Figure 67.1, Locally weighted scatterplot smoothing of serum levels of testosterone and dihydrotestosterone (DHT) at baseline and final cancer status after considering all biopsies during 4 years of the REDUCE trial.

Muller et al. provided further compelling evidence in support of the saturation model in 2012 when they reported on the relationship of serum testosterone and dihydrotestosterone to prostate biopsy results in the reduction by dutasteride of prostate cancer events (REDUCE) trial. Trial entry requirements included PSA between 2.5 ng/mL and 10.0 ng/mL and prior negative biopsy. The authors analyzed the 3255 men randomized to the placebo arm who underwent at least one of the planned biopsies at 2 and 4 years with regard to baseline serum testosterone and dihydrotestosterone values. No significant association between prostate cancer and serum androgens was identified. Cancer rates were similar between men with normal testosterone and men with hypogonadism defined as <10 nmol/L or 288 ng/dL (25.5% vs. 25.1%, respectively; p = 0.831). The authors included a LOWESS plot in their paper, presented later, stating “prostate cancer detection between men with low compared with normal baseline testosterone was similar, perhaps because the optimal threshold above which testosterone becomes saturated may be ≤10 nmol/L.” The rates of prostate cancer are seen to plateau at a value below the normal range.

In an editorial in the same journal issue as the Muller study, Morgentaler wrote: “Muller et al. provide the final nail in the coffin for what had been a guiding principle of uro-oncology for >70 years: the androgen hypothesis.” Morgentaler went on to emphasize the importance of this study, as “the failure to find increased (prostate cancer) rates associated with higher serum androgens based on biopsies in a large at-risk population removes the last possible hope to those who wish to hold on to a disproved theoretical notion from a premodern era.” The title of the editorial succinctly summed up the shift in thinking that has taken place regarding the use of testosterone therapy in patients with a diagnosis prostate cancer over the past decade: “Goodbye androgen hypothesis, hello saturation model.”
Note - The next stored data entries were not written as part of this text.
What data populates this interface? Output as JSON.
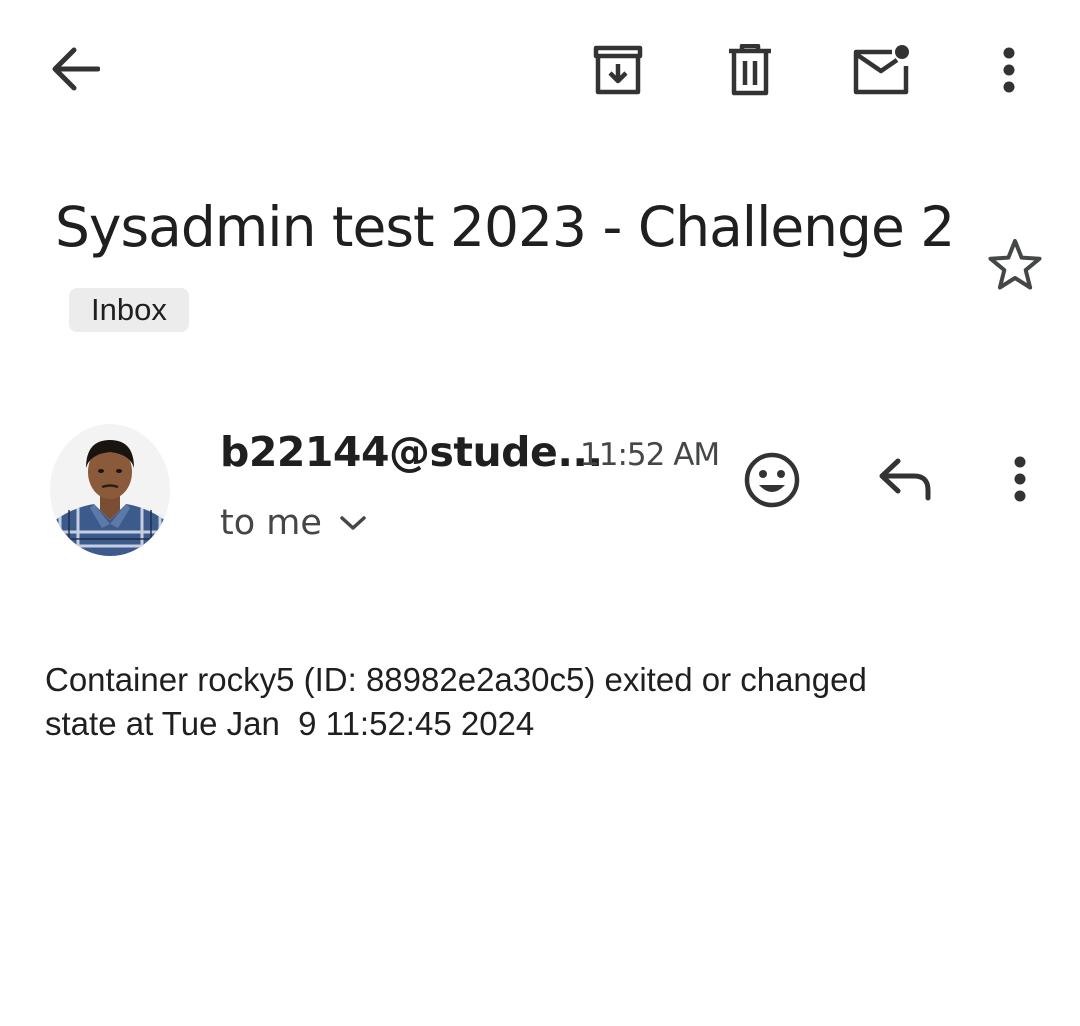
{
  "toolbar": {
    "back_icon": "arrow-left-icon",
    "archive_icon": "archive-icon",
    "delete_icon": "trash-icon",
    "mark_unread_icon": "mail-unread-icon",
    "more_icon": "more-vert-icon"
  },
  "email": {
    "subject": "Sysadmin test 2023 - Challenge 2",
    "label": "Inbox",
    "starred": false,
    "sender": "b22144@stude...",
    "time": "11:52 AM",
    "recipient": "to me",
    "body": "Container rocky5 (ID: 88982e2a30c5) exited or changed\nstate at Tue Jan  9 11:52:45 2024"
  },
  "actions": {
    "react_icon": "emoji-icon",
    "reply_icon": "reply-icon",
    "more_icon": "more-vert-icon"
  },
  "colors": {
    "text_primary": "#1f1f1f",
    "text_secondary": "#444746",
    "icon": "#333333",
    "chip_bg": "#ececec"
  }
}
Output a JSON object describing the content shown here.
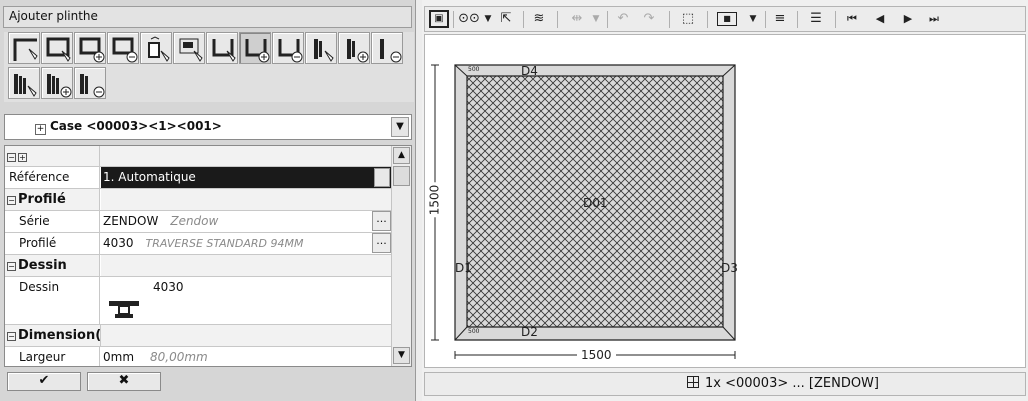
{
  "panel": {
    "title": "Ajouter plinthe",
    "case_label": "Case <00003><1><001>"
  },
  "toolbar_tools": [
    {
      "name": "select-corner-tool"
    },
    {
      "name": "select-frame-tool"
    },
    {
      "name": "add-frame-tool"
    },
    {
      "name": "remove-frame-tool"
    },
    {
      "name": "place-item-tool"
    },
    {
      "name": "select-inner-tool"
    },
    {
      "name": "select-u-tool"
    },
    {
      "name": "add-u-tool",
      "selected": true
    },
    {
      "name": "remove-u-tool"
    },
    {
      "name": "select-profile-tool"
    },
    {
      "name": "add-profile-tool"
    },
    {
      "name": "remove-profile-tool"
    },
    {
      "name": "select-multi-profile-tool"
    },
    {
      "name": "add-multi-profile-tool"
    },
    {
      "name": "remove-multi-profile-tool"
    }
  ],
  "properties": {
    "reference": {
      "label": "Référence",
      "value": "1. Automatique"
    },
    "profile_section": "Profilé",
    "serie": {
      "label": "Série",
      "value": "ZENDOW",
      "hint": "Zendow"
    },
    "profile": {
      "label": "Profilé",
      "value": "4030",
      "hint": "TRAVERSE STANDARD 94MM"
    },
    "drawing_section": "Dessin",
    "drawing": {
      "label": "Dessin",
      "value": "4030"
    },
    "dimension_section": "Dimension(",
    "width": {
      "label": "Largeur",
      "value": "0mm",
      "hint": "80,00mm"
    },
    "dots": "..."
  },
  "buttons": {
    "ok": "✔",
    "cancel": "✖"
  },
  "drawing": {
    "top_label": "D4",
    "left_label": "D1",
    "right_label": "D3",
    "bottom_label": "D2",
    "center_label": "D01",
    "corner_tl": "500",
    "corner_bl": "500",
    "height_dim": "1500",
    "width_dim": "1500"
  },
  "status": {
    "text": "1x <00003> ... [ZENDOW]"
  }
}
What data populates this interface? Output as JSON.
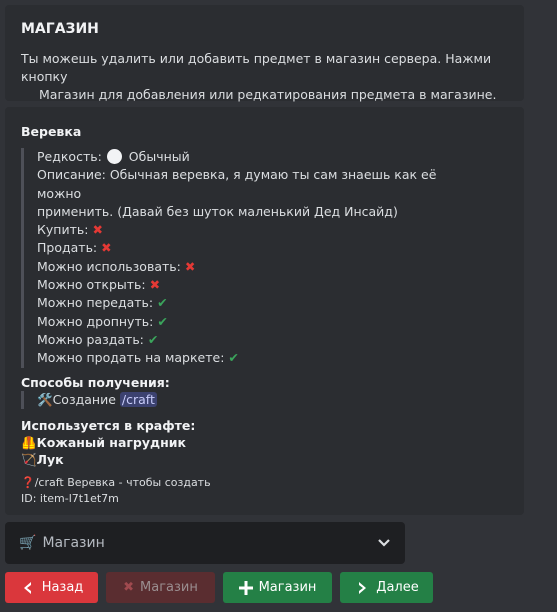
{
  "header_embed": {
    "title": "МАГАЗИН",
    "desc_line1": "Ты можешь удалить или добавить предмет в магазин сервера. Нажми кнопку",
    "desc_line2": "Магазин для добавления или редкатирования предмета в магазине."
  },
  "item_embed": {
    "title": "Веревка",
    "rarity_label": "Редкость:",
    "rarity_value": "Обычный",
    "description_line1": "Описание: Обычная веревка, я думаю ты сам знаешь как её можно",
    "description_line2": "применить. (Давай без шуток маленький Дед Инсайд)",
    "properties": [
      {
        "label": "Купить:",
        "value": false
      },
      {
        "label": "Продать:",
        "value": false
      },
      {
        "label": "Можно использовать:",
        "value": false
      },
      {
        "label": "Можно открыть:",
        "value": false
      },
      {
        "label": "Можно передать:",
        "value": true
      },
      {
        "label": "Можно дропнуть:",
        "value": true
      },
      {
        "label": "Можно раздать:",
        "value": true
      },
      {
        "label": "Можно продать на маркете:",
        "value": true
      }
    ],
    "obtain_title": "Способы получения:",
    "obtain_text": "Создание",
    "obtain_cmd": "/craft",
    "used_title": "Используется в крафте:",
    "used_items": [
      "Кожаный нагрудник",
      "Лук"
    ],
    "craft_hint": "/craft Веревка - чтобы создать",
    "id_text": "ID: item-l7t1et7m"
  },
  "select": {
    "label": "Магазин"
  },
  "buttons": {
    "back": "Назад",
    "shop_disabled": "Магазин",
    "shop_add": "Магазин",
    "next": "Далее"
  },
  "icons": {
    "cross": "✖",
    "check": "✔",
    "obtain": "hammer-wrench-icon",
    "cart": "cart-icon"
  },
  "colors": {
    "red": "#da373c",
    "green": "#248046",
    "cross": "#e53935",
    "check": "#3ba55c"
  }
}
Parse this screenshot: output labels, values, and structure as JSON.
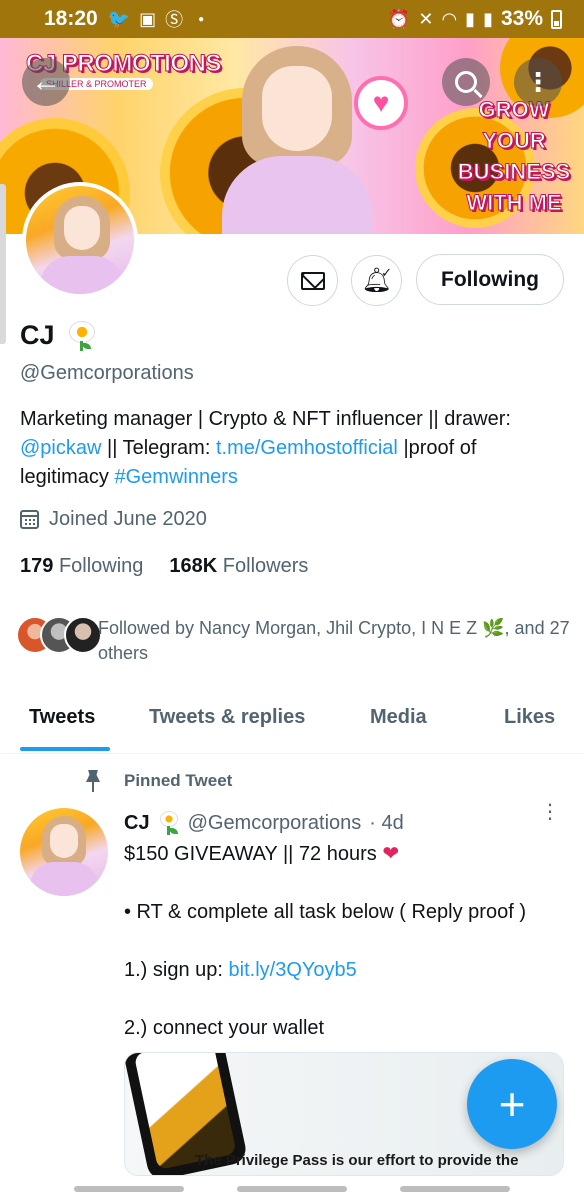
{
  "status_bar": {
    "time": "18:20",
    "battery": "33%"
  },
  "banner": {
    "title": "CJ PROMOTIONS",
    "subtitle": "SHILLER & PROMOTER",
    "tagline_lines": [
      "GROW",
      "YOUR",
      "BUSINESS",
      "WITH ME"
    ]
  },
  "profile": {
    "name": "CJ",
    "handle": "@Gemcorporations",
    "follow_button": "Following",
    "bio": {
      "text1": "Marketing manager | Crypto & NFT influencer || drawer: ",
      "link1": "@pickaw",
      "text2": " || Telegram: ",
      "link2": "t.me/Gemhostofficial",
      "text3": " |proof of legitimacy ",
      "link3": "#Gemwinners"
    },
    "joined": "Joined June 2020",
    "following_count": "179",
    "following_label": "Following",
    "followers_count": "168K",
    "followers_label": "Followers",
    "followed_by": "Followed by Nancy Morgan, Jhil Crypto, I N E Z 🌿, and 27 others"
  },
  "tabs": [
    {
      "label": "Tweets"
    },
    {
      "label": "Tweets & replies"
    },
    {
      "label": "Media"
    },
    {
      "label": "Likes"
    }
  ],
  "pinned_tweet": {
    "pinned_label": "Pinned Tweet",
    "name": "CJ",
    "handle": "@Gemcorporations",
    "time": "· 4d",
    "line1": "$150 GIVEAWAY || 72 hours",
    "line2": "• RT & complete all task below ( Reply proof )",
    "line3_prefix": "1.) sign up: ",
    "line3_link": "bit.ly/3QYoyb5",
    "line4": "2.) connect your wallet",
    "media_caption": "The Privilege Pass is our effort to provide the"
  },
  "fab": {
    "label": "+"
  },
  "colors": {
    "accent": "#1d9bf0",
    "status_bar": "#a0750c",
    "secondary_text": "#536471",
    "heart": "#e0245e"
  },
  "icons": [
    "back-arrow-icon",
    "search-icon",
    "more-vert-icon",
    "mail-icon",
    "bell-icon",
    "calendar-icon",
    "pin-icon",
    "compose-plus-icon"
  ]
}
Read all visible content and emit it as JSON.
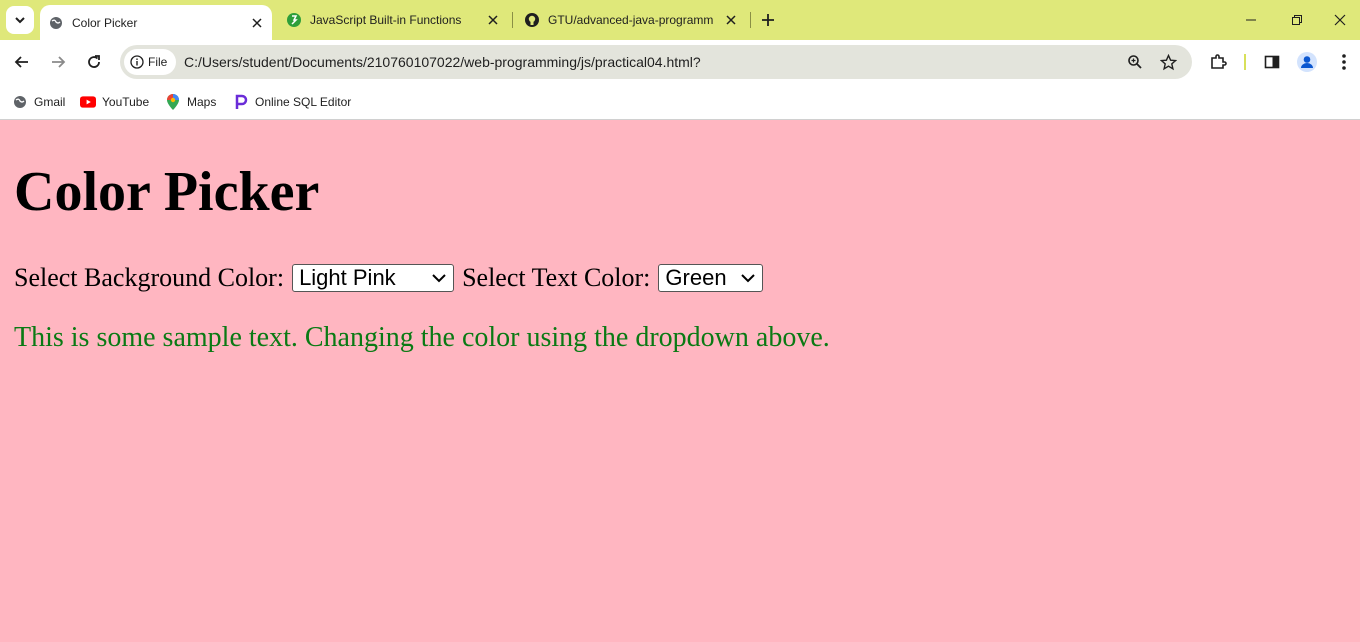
{
  "browser": {
    "tabs": [
      {
        "title": "Color Picker",
        "active": true,
        "icon": "globe-icon"
      },
      {
        "title": "JavaScript Built-in Functions",
        "active": false,
        "icon": "site-favicon-icon"
      },
      {
        "title": "GTU/advanced-java-programm",
        "active": false,
        "icon": "github-icon"
      }
    ],
    "address": {
      "chip_label": "File",
      "url": "C:/Users/student/Documents/210760107022/web-programming/js/practical04.html?"
    },
    "bookmarks": [
      {
        "label": "Gmail",
        "icon": "globe-icon"
      },
      {
        "label": "YouTube",
        "icon": "youtube-icon"
      },
      {
        "label": "Maps",
        "icon": "maps-pin-icon"
      },
      {
        "label": "Online SQL Editor",
        "icon": "sql-editor-icon"
      }
    ],
    "colors": {
      "titlebar": "#dfe87a",
      "page_bg": "#ffb6c1",
      "text": "#0a7a14"
    }
  },
  "page": {
    "title": "Color Picker",
    "bg_label": "Select Background Color:",
    "bg_selected": "Light Pink",
    "text_label": "Select Text Color:",
    "text_selected": "Green",
    "sample_text": "This is some sample text. Changing the color using the dropdown above."
  }
}
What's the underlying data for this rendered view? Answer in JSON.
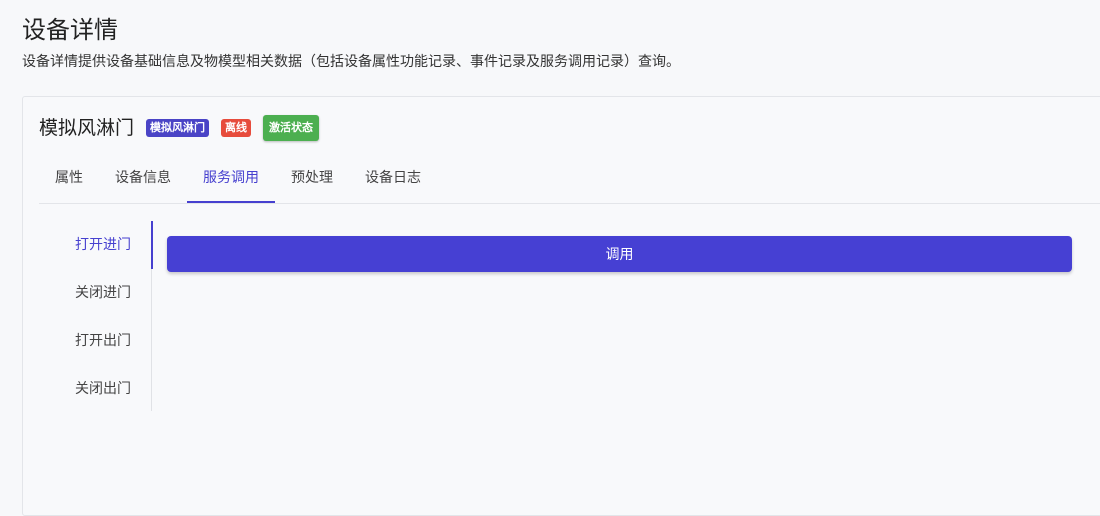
{
  "page": {
    "title": "设备详情",
    "description": "设备详情提供设备基础信息及物模型相关数据（包括设备属性功能记录、事件记录及服务调用记录）查询。"
  },
  "device": {
    "name": "模拟风淋门",
    "model_badge": "模拟风淋门",
    "status_badge": "离线",
    "activate_label": "激活状态"
  },
  "colors": {
    "accent": "#4640cf",
    "offline": "#e74c3c",
    "active": "#4caf50"
  },
  "tabs": [
    {
      "label": "属性",
      "active": false
    },
    {
      "label": "设备信息",
      "active": false
    },
    {
      "label": "服务调用",
      "active": true
    },
    {
      "label": "预处理",
      "active": false
    },
    {
      "label": "设备日志",
      "active": false
    }
  ],
  "services": [
    {
      "label": "打开进门",
      "active": true
    },
    {
      "label": "关闭进门",
      "active": false
    },
    {
      "label": "打开出门",
      "active": false
    },
    {
      "label": "关闭出门",
      "active": false
    }
  ],
  "invoke": {
    "label": "调用"
  }
}
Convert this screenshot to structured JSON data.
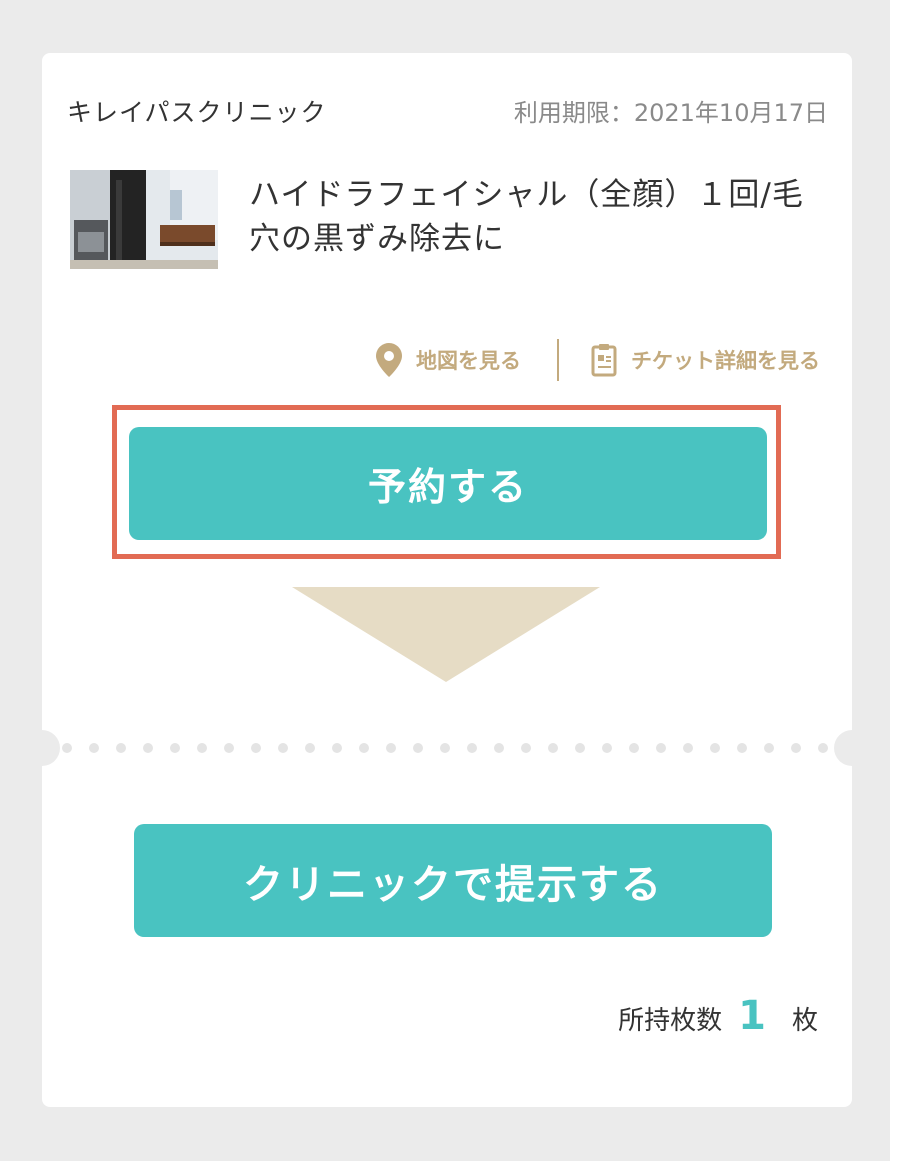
{
  "ticket": {
    "clinic_name": "キレイパスクリニック",
    "expiry": "利用期限：2021年10月17日",
    "product_title": "ハイドラフェイシャル（全顔）１回/毛穴の黒ずみ除去に",
    "thumbnail_icon": "clinic-room-photo",
    "links": {
      "map_label": "地図を見る",
      "map_icon": "map-pin-icon",
      "detail_label": "チケット詳細を見る",
      "detail_icon": "clipboard-icon"
    },
    "reserve_label": "予約する",
    "present_label": "クリニックで提示する",
    "count_prefix": "所持枚数",
    "count_value": "1",
    "count_unit": "枚"
  },
  "colors": {
    "accent": "#49c3c1",
    "gold": "#c3aa7e",
    "highlight": "#e26b54",
    "arrow": "#e6dcc5"
  }
}
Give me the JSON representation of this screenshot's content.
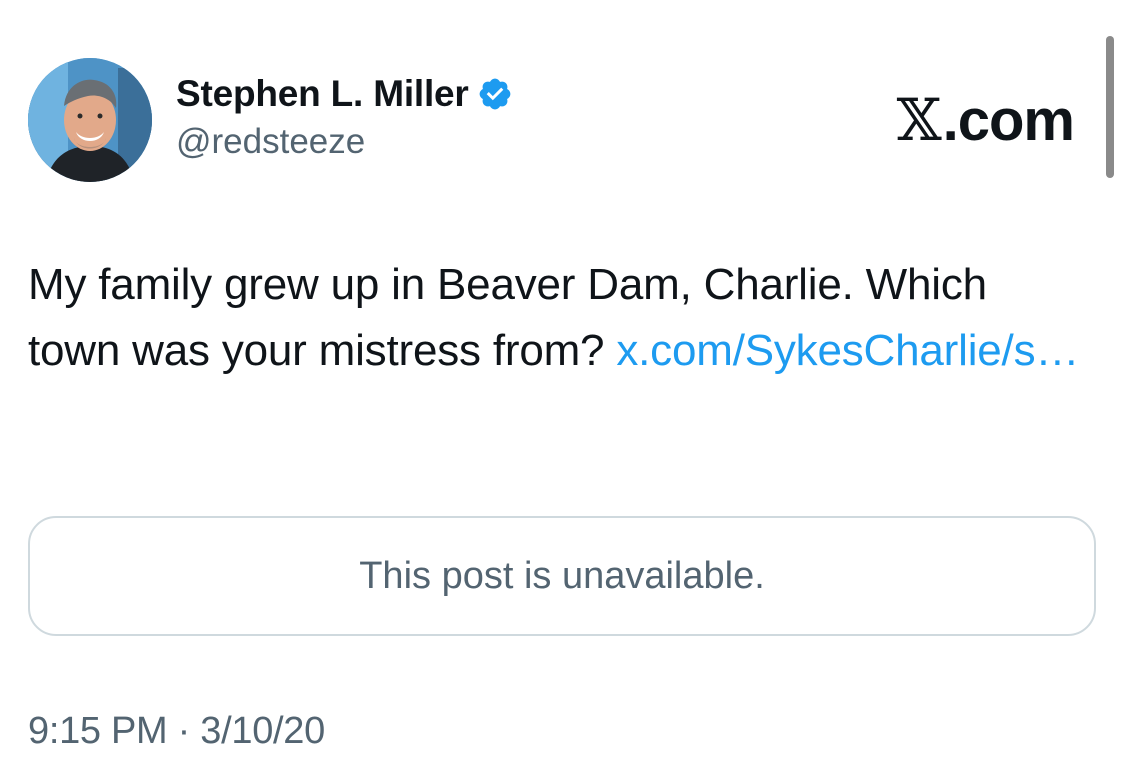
{
  "author": {
    "display_name": "Stephen L. Miller",
    "handle": "@redsteeze",
    "verified": true,
    "avatar": "avatar-photo"
  },
  "brand": {
    "x_glyph": "𝕏",
    "domain": ".com"
  },
  "tweet": {
    "text": "My family grew up in Beaver Dam, Charlie. Which town was your mistress from? ",
    "link_text": "x.com/​SykesCharlie/s…"
  },
  "quoted_post": {
    "message": "This post is unavailable."
  },
  "meta": {
    "timestamp": "9:15 PM · 3/10/20"
  },
  "colors": {
    "link": "#1d9bf0",
    "verified_badge": "#1d9bf0",
    "secondary_text": "#536471",
    "border": "#cfd9de"
  }
}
Testosterone supplementation following definitive therapy for localized prostate cancer

Since the advent and diffusion of PSA testing and the resultant stage migration, prostate cancer is most-often diagnosed while still organ-confined. Surgical or radiation therapy often provides durable disease control or cure. The majority of these men are eugonadal before and after treatment, which suggests that serum testosterone levels above the saturation point does not adversely affect disease control. As previously noted, the subset of post treatment patients with symptomatic hypogonadism may experience substantial benefit with testosterone administration. The saturation model provides a possible explanation as to why exogenous testosterone therapy may be well-tolerated in symptomatic hypogonadal men, yet there is limited clinical evidence as to the safety and efficacy in men who have undergone such treatments, due to the fact that until recently prostate cancer was a contraindication to testosterone supplementation.